Sunday, April 28, 2013

Nominal Targeting: "Are You Being Served?"


Many folk of a certain age here in the U.S. remember this long running British comedy from the 1970s and 1980s. And just like the enthusiastic staff at Grace Brothers, today's customer finds market monetarists ready and willing to explain why their "product" of nominal targeting is superior to interest rate targeting. Often the first question a commenter, ah, "customer" asks is "What's in it for me?" Or, what is supposedly better about nominal targeting in the first place? Some are confused by the impersonality of the measure itself, which may make them think it will somehow get hijacked at the first "landing" i.e. the Cantillon effect.

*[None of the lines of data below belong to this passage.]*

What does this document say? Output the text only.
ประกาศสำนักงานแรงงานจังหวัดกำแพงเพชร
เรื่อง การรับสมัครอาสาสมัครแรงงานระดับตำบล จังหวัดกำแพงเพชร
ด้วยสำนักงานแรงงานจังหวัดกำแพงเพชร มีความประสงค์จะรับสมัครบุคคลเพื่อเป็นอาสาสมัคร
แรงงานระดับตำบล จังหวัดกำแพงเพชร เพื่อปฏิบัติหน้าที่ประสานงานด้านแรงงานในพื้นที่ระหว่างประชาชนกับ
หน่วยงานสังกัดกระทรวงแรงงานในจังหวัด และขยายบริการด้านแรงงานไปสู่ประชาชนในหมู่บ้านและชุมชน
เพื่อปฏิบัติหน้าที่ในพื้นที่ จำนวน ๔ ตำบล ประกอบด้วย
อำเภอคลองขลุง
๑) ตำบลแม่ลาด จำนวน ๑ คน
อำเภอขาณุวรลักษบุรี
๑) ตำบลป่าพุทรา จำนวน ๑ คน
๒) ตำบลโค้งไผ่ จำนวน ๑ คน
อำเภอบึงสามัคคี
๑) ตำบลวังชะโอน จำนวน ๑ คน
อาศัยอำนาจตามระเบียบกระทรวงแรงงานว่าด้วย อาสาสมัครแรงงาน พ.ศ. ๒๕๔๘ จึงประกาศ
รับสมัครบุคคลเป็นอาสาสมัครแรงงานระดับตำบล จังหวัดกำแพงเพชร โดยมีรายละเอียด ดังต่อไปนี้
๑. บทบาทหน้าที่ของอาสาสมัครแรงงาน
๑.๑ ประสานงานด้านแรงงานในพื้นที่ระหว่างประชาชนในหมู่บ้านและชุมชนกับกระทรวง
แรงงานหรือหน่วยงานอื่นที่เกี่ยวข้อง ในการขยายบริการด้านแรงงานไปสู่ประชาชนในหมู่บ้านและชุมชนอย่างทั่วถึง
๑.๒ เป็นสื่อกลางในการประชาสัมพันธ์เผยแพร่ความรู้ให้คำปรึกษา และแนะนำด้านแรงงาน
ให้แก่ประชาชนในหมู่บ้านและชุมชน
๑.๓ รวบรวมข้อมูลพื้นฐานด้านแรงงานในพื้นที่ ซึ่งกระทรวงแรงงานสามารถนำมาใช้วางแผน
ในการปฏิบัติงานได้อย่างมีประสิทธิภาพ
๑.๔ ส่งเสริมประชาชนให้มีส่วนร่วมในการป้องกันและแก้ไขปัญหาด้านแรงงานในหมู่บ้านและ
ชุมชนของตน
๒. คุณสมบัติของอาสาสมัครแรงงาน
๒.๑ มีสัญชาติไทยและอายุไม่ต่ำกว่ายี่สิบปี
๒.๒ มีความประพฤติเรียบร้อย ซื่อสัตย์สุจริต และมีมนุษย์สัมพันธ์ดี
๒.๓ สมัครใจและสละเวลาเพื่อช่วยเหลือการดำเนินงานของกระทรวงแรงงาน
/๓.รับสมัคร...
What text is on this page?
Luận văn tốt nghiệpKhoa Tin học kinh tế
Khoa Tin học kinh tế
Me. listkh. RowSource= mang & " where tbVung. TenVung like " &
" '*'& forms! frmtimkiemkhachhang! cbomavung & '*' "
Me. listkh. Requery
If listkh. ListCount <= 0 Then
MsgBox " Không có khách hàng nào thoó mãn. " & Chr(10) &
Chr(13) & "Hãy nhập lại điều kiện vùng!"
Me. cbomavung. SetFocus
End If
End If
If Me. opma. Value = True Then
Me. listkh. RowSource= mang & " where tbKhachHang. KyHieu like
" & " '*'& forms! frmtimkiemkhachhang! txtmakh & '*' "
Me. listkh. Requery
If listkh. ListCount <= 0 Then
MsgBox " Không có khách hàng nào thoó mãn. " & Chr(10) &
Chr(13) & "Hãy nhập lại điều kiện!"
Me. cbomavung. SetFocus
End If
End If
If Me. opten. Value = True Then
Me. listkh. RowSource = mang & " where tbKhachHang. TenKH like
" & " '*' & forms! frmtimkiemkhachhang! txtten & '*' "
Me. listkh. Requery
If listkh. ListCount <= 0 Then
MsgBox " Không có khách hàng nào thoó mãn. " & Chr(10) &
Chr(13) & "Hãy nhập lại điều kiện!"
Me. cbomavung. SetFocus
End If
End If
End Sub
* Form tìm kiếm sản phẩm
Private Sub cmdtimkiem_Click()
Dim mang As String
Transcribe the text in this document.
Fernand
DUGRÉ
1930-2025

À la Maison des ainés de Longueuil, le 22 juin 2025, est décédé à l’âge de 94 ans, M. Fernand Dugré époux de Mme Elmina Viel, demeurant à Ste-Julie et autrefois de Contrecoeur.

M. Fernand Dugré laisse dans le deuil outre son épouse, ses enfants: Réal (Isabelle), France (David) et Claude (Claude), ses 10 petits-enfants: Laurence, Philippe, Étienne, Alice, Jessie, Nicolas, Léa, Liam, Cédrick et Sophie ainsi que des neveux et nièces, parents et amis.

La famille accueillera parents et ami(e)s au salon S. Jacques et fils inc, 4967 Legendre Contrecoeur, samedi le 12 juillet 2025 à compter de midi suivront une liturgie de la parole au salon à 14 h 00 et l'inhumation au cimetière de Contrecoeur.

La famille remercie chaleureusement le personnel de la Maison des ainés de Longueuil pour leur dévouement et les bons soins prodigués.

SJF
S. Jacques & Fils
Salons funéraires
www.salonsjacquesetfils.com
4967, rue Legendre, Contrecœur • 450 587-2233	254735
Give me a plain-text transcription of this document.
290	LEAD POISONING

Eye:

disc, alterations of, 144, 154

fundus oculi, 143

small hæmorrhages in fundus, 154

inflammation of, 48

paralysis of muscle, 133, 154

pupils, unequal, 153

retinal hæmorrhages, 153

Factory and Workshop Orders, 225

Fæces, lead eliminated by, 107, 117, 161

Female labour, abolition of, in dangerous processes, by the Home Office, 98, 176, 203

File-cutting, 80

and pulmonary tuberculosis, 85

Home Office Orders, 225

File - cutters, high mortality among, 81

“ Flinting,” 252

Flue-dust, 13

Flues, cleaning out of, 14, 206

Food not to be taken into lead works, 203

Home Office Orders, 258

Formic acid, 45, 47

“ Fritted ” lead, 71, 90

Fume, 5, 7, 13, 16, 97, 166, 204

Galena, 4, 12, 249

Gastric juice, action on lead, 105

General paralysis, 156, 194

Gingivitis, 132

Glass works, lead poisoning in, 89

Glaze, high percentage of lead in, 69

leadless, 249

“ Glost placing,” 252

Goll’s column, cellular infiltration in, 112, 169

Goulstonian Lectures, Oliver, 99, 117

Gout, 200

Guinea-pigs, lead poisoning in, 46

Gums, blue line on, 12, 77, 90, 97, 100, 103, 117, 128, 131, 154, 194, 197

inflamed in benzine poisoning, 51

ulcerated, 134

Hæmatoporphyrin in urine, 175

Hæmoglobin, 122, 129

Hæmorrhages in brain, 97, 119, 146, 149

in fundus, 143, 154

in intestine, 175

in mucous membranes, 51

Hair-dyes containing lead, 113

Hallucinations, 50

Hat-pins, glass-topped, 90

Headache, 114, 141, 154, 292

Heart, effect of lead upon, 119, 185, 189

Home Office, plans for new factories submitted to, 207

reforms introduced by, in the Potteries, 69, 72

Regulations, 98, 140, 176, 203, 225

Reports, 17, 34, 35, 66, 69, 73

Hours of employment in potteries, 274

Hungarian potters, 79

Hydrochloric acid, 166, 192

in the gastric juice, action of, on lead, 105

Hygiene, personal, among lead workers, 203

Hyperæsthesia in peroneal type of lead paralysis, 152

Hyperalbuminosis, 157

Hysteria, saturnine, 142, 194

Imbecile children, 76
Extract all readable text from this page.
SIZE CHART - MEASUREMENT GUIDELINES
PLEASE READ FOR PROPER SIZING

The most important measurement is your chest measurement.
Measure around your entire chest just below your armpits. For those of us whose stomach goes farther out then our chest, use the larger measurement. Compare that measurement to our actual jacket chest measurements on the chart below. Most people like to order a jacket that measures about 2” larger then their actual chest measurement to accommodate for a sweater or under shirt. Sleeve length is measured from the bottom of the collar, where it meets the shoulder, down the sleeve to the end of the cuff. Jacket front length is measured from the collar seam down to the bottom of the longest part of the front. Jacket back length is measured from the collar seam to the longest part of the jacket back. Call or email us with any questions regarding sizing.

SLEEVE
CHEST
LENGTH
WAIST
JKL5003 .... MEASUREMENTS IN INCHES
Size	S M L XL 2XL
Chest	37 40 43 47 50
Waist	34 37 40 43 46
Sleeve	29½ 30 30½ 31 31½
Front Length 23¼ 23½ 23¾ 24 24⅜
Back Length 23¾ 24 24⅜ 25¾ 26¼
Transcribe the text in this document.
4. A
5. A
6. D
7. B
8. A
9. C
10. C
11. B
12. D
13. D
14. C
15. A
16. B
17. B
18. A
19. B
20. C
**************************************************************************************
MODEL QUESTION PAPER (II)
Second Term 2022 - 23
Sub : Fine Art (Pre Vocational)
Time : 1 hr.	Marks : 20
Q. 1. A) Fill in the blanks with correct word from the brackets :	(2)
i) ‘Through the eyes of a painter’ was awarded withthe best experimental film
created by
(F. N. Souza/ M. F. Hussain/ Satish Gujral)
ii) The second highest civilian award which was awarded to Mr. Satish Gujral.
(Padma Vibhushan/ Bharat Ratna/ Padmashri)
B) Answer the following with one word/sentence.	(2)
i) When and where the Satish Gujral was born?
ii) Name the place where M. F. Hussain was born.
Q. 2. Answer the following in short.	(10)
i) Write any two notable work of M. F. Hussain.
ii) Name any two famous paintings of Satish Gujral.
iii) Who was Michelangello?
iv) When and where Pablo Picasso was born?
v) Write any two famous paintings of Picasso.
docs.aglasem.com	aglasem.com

But there's not really a landing pad, and money certainly would not get hijacked because of nominal targeting. As to whether someone actually keeps money away from the "bad guys" with interest rate targeting is anyone's guess, I suppose. Helicopter drops are a captivating image to be sure (where's mine, Ben Bernanke?) but the entry of money throughout an economy is a rather mundane affair. While money distribution begins with open market operations, it ends up in all the same places. Certainly the "new" money (if indeed one could designate that from some previously printed batch) isn't different from the other. What is significant is the measurement of the time frame itself, or the velocity. While there are aspects of velocity I'm still learning, this much I do know: there are lots of things we need to do with our money and many places it needs to go. The same is true for everyone else. When someone gets the arbitrary notion that enough money has been printed already, someone is likely not to get paid, and then someone else won't get paid...in other words it really matters how many batches get printed in a timely fashion, so that your neighbor keeps his job, and his neighbor keeps his business open and running.

Another customer complains, "The Federal Reserve has printed enough money already. If it prints any more you are just going to raise prices!" However, there's a good chance the particular price you have in mind is being wiggled about for reasons that may have little if any thing to do with the Fed. In fact, that's an important point about nominal targeting: your actual relation to the price you see becomes more clear. Not exactly your individual income, of course, but the combination of your income with that of others, compared to what you need to purchase overall. While the relation may not be immediately obvious, with time and NGDPLT, it would become easier to see whether distortions are actually occurring. And the best part is something as simple as lines on a graph can show whether the total relation between overall income and consumption actually changes. Anyone my age can look back on previous decades to see that when NGDP was not well targeted, there was a good chance it may have been creating problems with getting and keeping a job as well. While interest rate targeting can show lots of things, I don't think it really had a good graph for that particular observation.

Some customers may not see where the product of nominal targeting is significant because it has already been "tried". During the Great Moderation it was in fact utilized successfully alongside interest rate targeting, and if one just looks at numbers and statistics they could miss the overall point of the measure. Because of that, some may just stress the fact that we need stimulus now and then we can just return back to the same program of interest rate targeting once everything turns back to normal. Only there's one problem: the last time we found ourselves at the zero bound was the Great Depression. It took decades before everything returned to normal and interest rate targeting could finally be used effectively again.

But don't just take it from me, I'm a newbie, and so I should point out some of the other market monetarist "staff and management" from the sidebar, in alphabetical order: Bonnie Carr at dajeeps, Marcus Nunes (best graphs ever) at Historinhas, David Beckworth at Macro and Other Market Musings, Bill Woolsey at Monetary Freedom, Lars Christensen at The Market Monetarist, Scott Sumner at The Money Illusion, David Glasner at Uneasy Money and Nick Rowe at Worthwhile Canadian Initiative. All of these friendly (mmm maybe occasionally grouchy!) people are glad to be of service.